Blood Fever
- Puffin Books 2006 British paperback edition.
- Author: Charlie Higson
- Language: English
- Series: James Bond / Young Bond
- Genre: Spy novel
- Publisher: Puffin Books
- Publication date: 5 January 2006
- Publication place: United Kingdom
- Media type: Print (Hardcover and Paperback)
- Pages: 384 pp (first edition, paperback)
- ISBN: 0-14-131860-0 (first edition, paperback)
- OCLC: 62132226
- Preceded by: SilverFin
- Followed by: Double or Die

= Blood Fever =

2006 novel by Charlie Higson

Blood Fever is the second novel in the Young Bond series depicting Ian Fleming's superspy James Bond as a teenager in the 1930s. The novel, written by Charlie Higson, was released in the United Kingdom on 5 January 2006 by Puffin Books.

==Plot summary ==
Blood Fever begins with a prologue during which a young girl named Amy Goodenough is aboard her father's yacht in the middle of the Mediterranean sea when it is boarded by a band of pirates under the command of Zoltan the Magyar. Zoltan's men ransack the vessel and murder Amy's father, who was unwilling to part with his priceless possessions. When Amy fails to get revenge by throwing a knife at Zoltan and hitting him in the shoulder, she is taken prisoner but swears she will one day succeed in achieving vengeance.

Following the events of SilverFin, James Bond is back at Eton where he is now a member of a secret risk-taking club known as the Danger Society. As summer holidays approach, James is given the opportunity to go to Sardinia on a field trip with one of his professors, Peter Haight and a colleague, Cooper-ffrench. While in Sardinia Bond plans to visit his cousin Victor Delacroix (a relation of Monique Delacroix, James deceased mother).

Prior to leaving, Bond learns of the tragedy that took place on the Goodenoughs' yacht from Amy's brother Mark, who attends Eton and is a friend of Bond's. Bond also witnesses a mysterious group whose followers are marked on both of their hands with an "M" (double M), which James eventually learns is the mark of the Millenaria, a defunct secret Italian society that has had plans throughout history to restore the Roman Empire.

Once arriving in Sardinia, James and his classmates begin a tour of the country to learn its history, during which Bond is poisoned (though the reader is not aware of it at the time) and almost killed. Bond departs from his classmates to spend time with Victor, Victor's artist friend Poliponi, and his teenage servant Mauro. Victor also hosts Count Ugo Carnifex, who is later identified as the leader of the reorganized Millenaria. Carnifex achieves the funding for such a task, as well as for his palace located high in the mountains of Sardinia, and his lavish lifestyle, by hiring pirates such as Zoltan the Magyar to plunder valuable items; however, Carnifex is a fraud who cannot actually afford to compensate his "employees". Additionally, when Zoltan arrives at Carnifex's palace, Carnifex declares ownership over Amy Goodenough, much to the great annoyance of Zoltan, whom during his travels to Sardinia had formed a unique and strange bond with Amy.

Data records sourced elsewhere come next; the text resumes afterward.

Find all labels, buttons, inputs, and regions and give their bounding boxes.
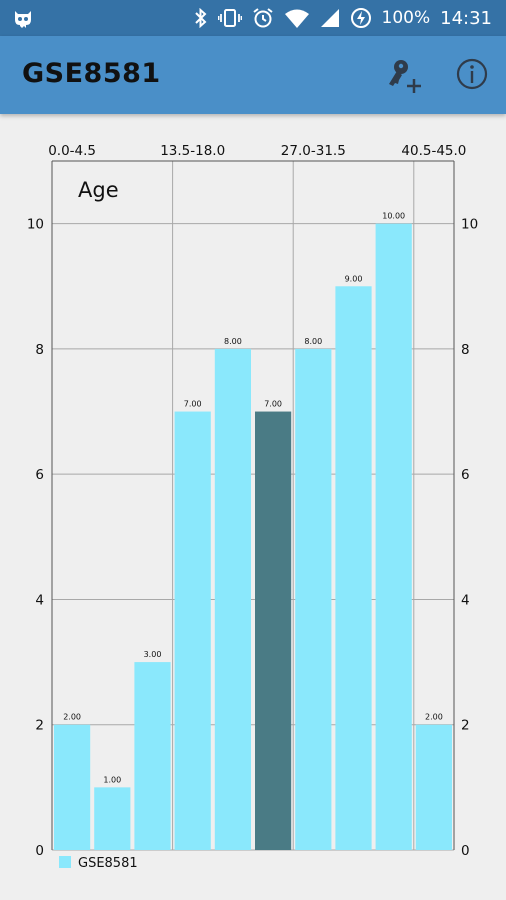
- bar-value-label: 8.00: [224, 337, 242, 346]
- bar-value-label: 3.00: [144, 650, 162, 659]
- chart-axes: 0 0 2 2 4 4 6 6 8 8 10 10 0.0-4.5 13.5-18.0 27.0-31.5 4…: [27, 143, 478, 859]
- y-tick-label-left: 6: [35, 467, 44, 483]
- key-add-icon: [389, 60, 421, 93]
- app-bar: GSE8581: [0, 36, 506, 114]
- chart-bars: [54, 223, 452, 850]
- bar-chart: Age 2.00 1.00 3.00 7.00 8.00 7.00 8.00 9.00 10.0…: [27, 143, 478, 871]
- y-tick-label-right: 4: [461, 592, 470, 608]
- info-button[interactable]: [454, 56, 490, 92]
- status-bar: 100% 14:31: [0, 0, 506, 36]
- chart-legend: GSE8581: [59, 856, 138, 871]
- bar[interactable]: [295, 348, 332, 850]
- alarm-icon: [252, 7, 274, 29]
- y-tick-label-right: 2: [461, 718, 470, 734]
- bar[interactable]: [214, 348, 251, 850]
- y-tick-label-right: 0: [461, 843, 470, 859]
- battery-saver-icon: [350, 7, 372, 29]
- signal-icon: [320, 8, 340, 28]
- x-tick-label: 27.0-31.5: [281, 143, 346, 159]
- bar[interactable]: [255, 411, 292, 850]
- chart-value-labels: 2.00 1.00 3.00 7.00 8.00 7.00 8.00 9.00 10.00 2.0…: [63, 212, 443, 785]
- page-title: GSE8581: [22, 58, 161, 89]
- bar-value-label: 2.00: [63, 713, 81, 722]
- ghost-icon: [12, 7, 34, 33]
- vibrate-icon: [217, 8, 242, 28]
- bar-value-label: 7.00: [184, 400, 202, 409]
- y-tick-label-left: 10: [27, 217, 44, 233]
- legend-label: GSE8581: [78, 856, 138, 871]
- clock: 14:31: [440, 7, 492, 29]
- bluetooth-icon: [194, 8, 208, 28]
- bar[interactable]: [375, 223, 412, 850]
- y-tick-label-left: 2: [35, 718, 44, 734]
- y-tick-label-right: 10: [461, 217, 478, 233]
- bar-value-label: 2.00: [425, 713, 443, 722]
- y-tick-label-left: 8: [35, 342, 44, 358]
- y-tick-label-right: 6: [461, 467, 470, 483]
- bar-value-label: 8.00: [304, 337, 322, 346]
- add-key-button[interactable]: [384, 56, 424, 96]
- wifi-icon: [284, 8, 310, 28]
- y-tick-label-right: 8: [461, 342, 470, 358]
- x-tick-label: 40.5-45.0: [401, 143, 466, 159]
- y-tick-label-left: 4: [35, 592, 44, 608]
- bar-value-label: 10.00: [382, 212, 405, 221]
- bar[interactable]: [174, 411, 211, 850]
- bar-value-label: 9.00: [345, 274, 363, 283]
- bar-value-label: 1.00: [103, 775, 121, 784]
- bar[interactable]: [54, 724, 91, 850]
- chart-title: Age: [78, 178, 119, 202]
- battery-percent: 100%: [381, 8, 431, 28]
- bar[interactable]: [134, 662, 171, 850]
- y-tick-label-left: 0: [35, 843, 44, 859]
- legend-swatch: [59, 856, 71, 868]
- bar[interactable]: [94, 787, 131, 850]
- bar-value-label: 7.00: [264, 400, 282, 409]
- bar[interactable]: [415, 724, 452, 850]
- info-icon: [456, 58, 488, 90]
- x-tick-label: 13.5-18.0: [160, 143, 225, 159]
- bar[interactable]: [335, 286, 372, 850]
- x-tick-label: 0.0-4.5: [48, 143, 96, 159]
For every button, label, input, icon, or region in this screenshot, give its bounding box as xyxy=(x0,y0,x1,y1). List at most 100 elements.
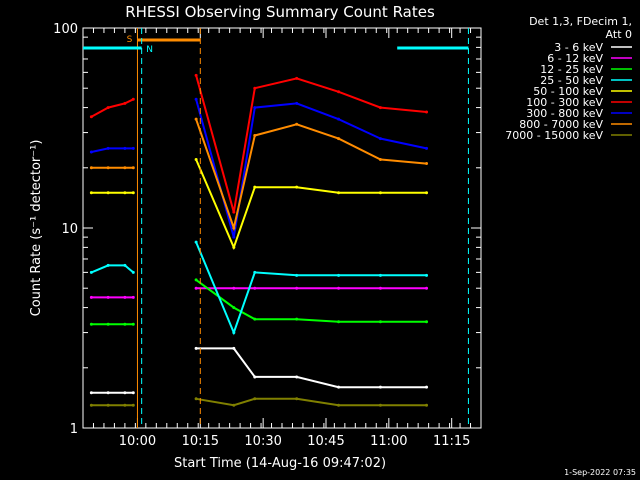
footer-timestamp: 1-Sep-2022 07:35 xyxy=(564,468,636,477)
series-point-1-2 xyxy=(123,295,127,299)
series-point-4-9 xyxy=(337,191,341,195)
series-point-1-7 xyxy=(253,286,257,290)
series-point-1-10 xyxy=(378,286,382,290)
y-axis-ticks: 1 10 100 xyxy=(53,22,481,437)
series-point-0-2 xyxy=(123,391,127,395)
series-point-7-3 xyxy=(131,166,135,170)
x-tick-label: 11:15 xyxy=(433,434,470,449)
series-point-3-2 xyxy=(123,263,127,267)
series-point-4-8 xyxy=(295,185,299,189)
x-axis-label: Start Time (14-Aug-16 09:47:02) xyxy=(174,456,386,471)
series-point-4-6 xyxy=(232,245,236,249)
series-point-3-7 xyxy=(253,270,257,274)
series-point-5-3 xyxy=(131,97,135,101)
series-point-5-0 xyxy=(89,115,93,119)
legend-label-4: 50 - 100 keV xyxy=(533,85,603,98)
series-point-5-8 xyxy=(295,76,299,80)
series-point-3-3 xyxy=(131,270,135,274)
series-point-2-0 xyxy=(89,322,93,326)
series-point-3-6 xyxy=(232,331,236,335)
x-tick-label: 10:45 xyxy=(307,434,344,449)
series-point-3-8 xyxy=(295,273,299,277)
series-point-2-9 xyxy=(337,320,341,324)
series-point-0-1 xyxy=(106,391,110,395)
series-point-1-5 xyxy=(194,286,198,290)
series-point-1-3 xyxy=(131,295,135,299)
legend-header-line-1: Det 1,3, FDecim 1, xyxy=(529,15,632,28)
series-point-3-0 xyxy=(89,270,93,274)
y-tick-label: 10 xyxy=(61,222,78,237)
x-tick-label: 11:00 xyxy=(370,434,407,449)
series-point-6-5 xyxy=(194,97,198,101)
y-tick-label: 1 xyxy=(70,422,78,437)
x-tick-label: 10:00 xyxy=(119,434,156,449)
series-point-2-5 xyxy=(194,278,198,282)
legend-label-0: 3 - 6 keV xyxy=(554,41,603,54)
legend-label-3: 25 - 50 keV xyxy=(540,74,603,87)
legend-label-2: 12 - 25 keV xyxy=(540,63,603,76)
series-point-8-11 xyxy=(425,403,429,407)
legend-label-1: 6 - 12 keV xyxy=(547,52,603,65)
series-point-6-1 xyxy=(106,146,110,150)
series-point-2-3 xyxy=(131,322,135,326)
legend-header-line-2: Att 0 xyxy=(606,28,632,41)
series-point-0-10 xyxy=(378,385,382,389)
series-point-6-0 xyxy=(89,150,93,154)
series-point-6-2 xyxy=(123,146,127,150)
series-point-5-10 xyxy=(378,106,382,110)
series-point-6-7 xyxy=(253,106,257,110)
series-line-3-0 xyxy=(91,264,134,274)
series-point-0-3 xyxy=(131,391,135,395)
series-point-7-0 xyxy=(89,166,93,170)
x-tick-label: 10:15 xyxy=(182,434,219,449)
series-point-7-1 xyxy=(106,166,110,170)
series-point-7-5 xyxy=(194,117,198,121)
series-point-7-6 xyxy=(232,226,236,230)
series-point-4-7 xyxy=(253,185,257,189)
series-point-1-11 xyxy=(425,286,429,290)
legend-label-5: 100 - 300 keV xyxy=(526,96,603,109)
legend-label-6: 300 - 800 keV xyxy=(526,107,603,120)
legend-label-7: 800 - 7000 keV xyxy=(519,118,603,131)
series-point-5-1 xyxy=(106,106,110,110)
series-point-6-8 xyxy=(295,101,299,105)
legend-label-8: 7000 - 15000 keV xyxy=(505,129,603,142)
series-point-8-7 xyxy=(253,397,257,401)
series-point-8-6 xyxy=(232,403,236,407)
series-point-2-8 xyxy=(295,317,299,321)
series-line-5-0 xyxy=(90,98,134,118)
series-point-2-11 xyxy=(425,320,429,324)
series-point-8-2 xyxy=(123,403,127,407)
series-point-3-10 xyxy=(378,273,382,277)
series-point-3-5 xyxy=(194,240,198,244)
series-point-5-5 xyxy=(194,73,198,77)
series-point-4-1 xyxy=(106,191,110,195)
series-point-8-10 xyxy=(378,403,382,407)
series-lines xyxy=(89,73,429,407)
series-point-2-10 xyxy=(378,320,382,324)
series-point-1-8 xyxy=(295,286,299,290)
series-line-6-0 xyxy=(91,147,134,153)
series-point-8-5 xyxy=(194,397,198,401)
y-axis-label: Count Rate (s⁻¹ detector⁻¹) xyxy=(29,140,44,317)
series-point-7-9 xyxy=(337,137,341,141)
series-point-0-0 xyxy=(89,391,93,395)
saa-label: S xyxy=(127,35,133,45)
series-point-1-9 xyxy=(337,286,341,290)
series-point-2-7 xyxy=(253,317,257,321)
series-point-7-2 xyxy=(123,166,127,170)
series-point-2-6 xyxy=(232,306,236,310)
series-point-5-9 xyxy=(337,90,341,94)
series-point-8-1 xyxy=(106,403,110,407)
series-point-2-2 xyxy=(123,322,127,326)
series-point-5-6 xyxy=(232,210,236,214)
series-point-4-3 xyxy=(131,191,135,195)
series-point-6-10 xyxy=(378,137,382,141)
series-point-7-11 xyxy=(425,162,429,166)
series-point-0-8 xyxy=(295,375,299,379)
series-point-0-7 xyxy=(253,375,257,379)
series-point-6-11 xyxy=(425,146,429,150)
series-point-2-1 xyxy=(106,322,110,326)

Later Bond is once again reunited with his classmates who are now in a town near Carnifex's palace. One night, Bond sneaks into the palace and finds Amy's cell, but is unable to rescue her and instead informs Haight. However, Haight reveals himself to be a loyal servant of Carnifex and that he had earlier attempted to poison James for asking too many questions about the Millenaria. Carnifex subsequently tortures James by tying him up in a swamp and allowing him to be bitten by mosquitoes, reasoning that one of them will be a carrier of malaria. Bond is rescued by Mauro's sister, Vendetta, who helps him rescue Amy.

Losing patience, Zoltan turns against Carnifex by flooding his palace. Carnifex is killed when the waters sweep his sea plane into him. After the destruction of the palace, Bond and Amy return to Victor Delacroix's villa, but are ambushed by Haight. Bond and Amy are saved by Zoltan, who gives his life for their protection in the process. Amy and Bond arrive at Victor's villa, where Carnifex's sister Jana is waiting for them. Bond tricks her by jumping into the sea, while Victor distracts her. Jana slips and falls into a bed of sea urchins, where she finally dies from the pain and poison. As Bond and Amy wade to the surface, Amy suddenly steps on a sea urchin. Bond knows exactly how to remove it.

==Awards and nominations==
- Blood Fever won a Blue Peter Book Award in 2006.